I decided to choose this dataset because of the the relevance that the topic of data breaches has in today’s news. Every other week or so, it seems like there’s another hack, another phishing scam, or another data leak of people’s credit card and Social Security Numbers. To me this dataset seemed like a great look into really just a subset of those data breaches, breaches in the field of healthcare.

Column Descriptions

Name Description
Name_of_Covered_Entity name of the entity experiencing the breach
State 2-letter code of the state where the breach occurred
Individuals_Affected number of humans whose records were compromised in the breach
Date_of_Breach vector giving the date or date range of the breach
Type_of_Breach type of breach (e.g., "Theft" vs., "Unauthorized Access/Disclosure", etc.)
Location_of_Breached_Information location from which the breach occurred (e.g., "Paper", "Laptop", etc.)
Date_Posted_or_Updated Date the information was posted to the HHS data base or last updated
breach_start Date of the start of the incident
breach_end Date of the end of the incident
Year Year of the incident

Tableau Prototype

d3 Visualization

Click on a state to see more info


Findings:

When I hear of a data breach, the first thing that comes to my mind is a hacker sitting in his basement working to find vulnerabilities in a corporation's systems, and exploiting them for his own gain.

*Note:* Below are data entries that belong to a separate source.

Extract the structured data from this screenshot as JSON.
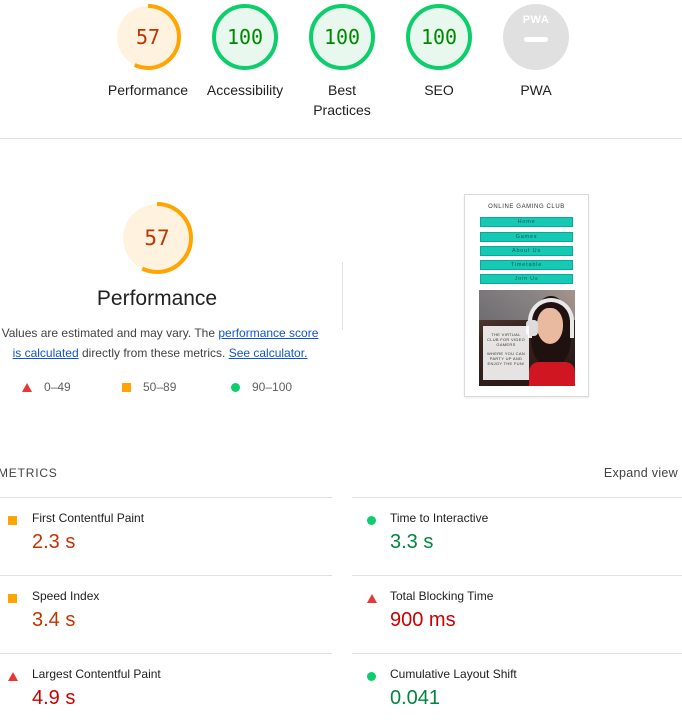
{
  "gauges": [
    {
      "score": "57",
      "label": "Performance",
      "color": "#ffa400",
      "value": 0.57,
      "tone": "orange"
    },
    {
      "score": "100",
      "label": "Accessibility",
      "color": "#0cce6b",
      "value": 1.0,
      "tone": "green"
    },
    {
      "score": "100",
      "label": "Best Practices",
      "color": "#0cce6b",
      "value": 1.0,
      "tone": "green"
    },
    {
      "score": "100",
      "label": "SEO",
      "color": "#0cce6b",
      "value": 1.0,
      "tone": "green"
    },
    {
      "score": "PWA",
      "label": "PWA",
      "color": "#e0e0e0",
      "value": 0,
      "tone": "gray"
    }
  ],
  "performance": {
    "score": "57",
    "value": 0.57,
    "title": "Performance",
    "desc_prefix": "Values are estimated and may vary. The ",
    "desc_link1": "performance score is calculated",
    "desc_middle": " directly from these metrics. ",
    "desc_link2": "See calculator."
  },
  "legend": {
    "fail": "0–49",
    "average": "50–89",
    "pass": "90–100"
  },
  "thumbnail": {
    "site_title": "ONLINE GAMING CLUB",
    "nav": [
      "Home",
      "Games",
      "About Us",
      "Timetable",
      "Join Us"
    ],
    "card_line1": "THE VIRTUAL CLUB FOR VIDEO GAMERS",
    "card_line2": "WHERE YOU CAN PARTY UP AND ENJOY THE FUN!"
  },
  "metrics_section": {
    "heading": "METRICS",
    "expand_label": "Expand view"
  },
  "metrics": [
    {
      "name": "First Contentful Paint",
      "value": "2.3 s",
      "rating": "average"
    },
    {
      "name": "Time to Interactive",
      "value": "3.3 s",
      "rating": "pass"
    },
    {
      "name": "Speed Index",
      "value": "3.4 s",
      "rating": "average"
    },
    {
      "name": "Total Blocking Time",
      "value": "900 ms",
      "rating": "fail"
    },
    {
      "name": "Largest Contentful Paint",
      "value": "4.9 s",
      "rating": "fail"
    },
    {
      "name": "Cumulative Layout Shift",
      "value": "0.041",
      "rating": "pass"
    }
  ],
  "colors": {
    "fail": "#e53935",
    "average": "#ffa400",
    "pass": "#0cce6b",
    "link": "#1155cc"
  }
}
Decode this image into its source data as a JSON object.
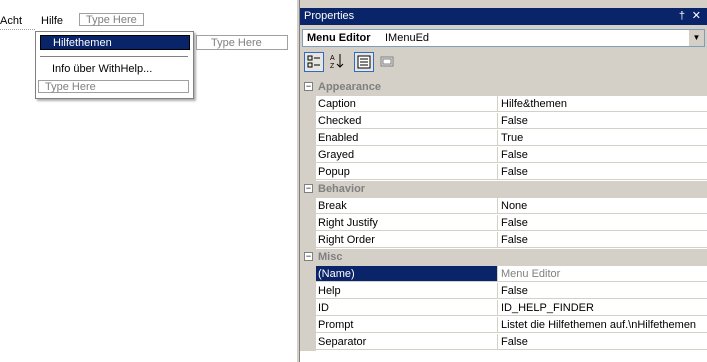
{
  "designer": {
    "menubar": [
      "Acht",
      "Hilfe"
    ],
    "type_here": "Type Here",
    "submenu": {
      "selected_item": "Hilfethemen",
      "info_item": "Info über WithHelp...",
      "type_here_side": "Type Here",
      "type_here_bottom": "Type Here"
    }
  },
  "properties": {
    "title": "Properties",
    "pin_glyph": "†",
    "close_glyph": "✕",
    "object_name": "Menu Editor",
    "object_class": "IMenuEd",
    "toolbar": [
      "categorized-icon",
      "alphabetical-icon",
      "properties-icon",
      "property-pages-icon"
    ],
    "categories": [
      {
        "name": "Appearance",
        "props": [
          {
            "name": "Caption",
            "value": "Hilfe&themen"
          },
          {
            "name": "Checked",
            "value": "False"
          },
          {
            "name": "Enabled",
            "value": "True"
          },
          {
            "name": "Grayed",
            "value": "False"
          },
          {
            "name": "Popup",
            "value": "False"
          }
        ]
      },
      {
        "name": "Behavior",
        "props": [
          {
            "name": "Break",
            "value": "None"
          },
          {
            "name": "Right Justify",
            "value": "False"
          },
          {
            "name": "Right Order",
            "value": "False"
          }
        ]
      },
      {
        "name": "Misc",
        "props": [
          {
            "name": "(Name)",
            "value": "Menu Editor"
          },
          {
            "name": "Help",
            "value": "False"
          },
          {
            "name": "ID",
            "value": "ID_HELP_FINDER"
          },
          {
            "name": "Prompt",
            "value": "Listet die Hilfethemen auf.\\nHilfethemen"
          },
          {
            "name": "Separator",
            "value": "False"
          }
        ]
      }
    ]
  }
}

The story that this data tells however, is very different. The number of people affected is huge; in one incident alone, almost 5 million people were affected. However, the most common location or breached data wasn't on a laptop, or some secure server. More often than not, data breaches happened when people left paperwork lying around, or when someone accidentally left a laptop on public transportation. One of the most common types of breaches was "Loss", and that's just the result of employee's negligence, not some ace hacker. Data breaches are a real problem, and measures need to be put in place so that people's sensitive information isn't leaked due to one person's mistake.

About Me

Hi, my name is Gilbert. I am currently a senior studying Computer Science at the University of San Francisco. I usually code in Java, and hope to be a backend developer coming out of college. As for hobbies, I watch a lot of TV shows, play tennis, and I enjoy going to the movies. Right now, I'm in the middle of Sense8 (a 10/10 show), and waiting for House of Cards to finally come out.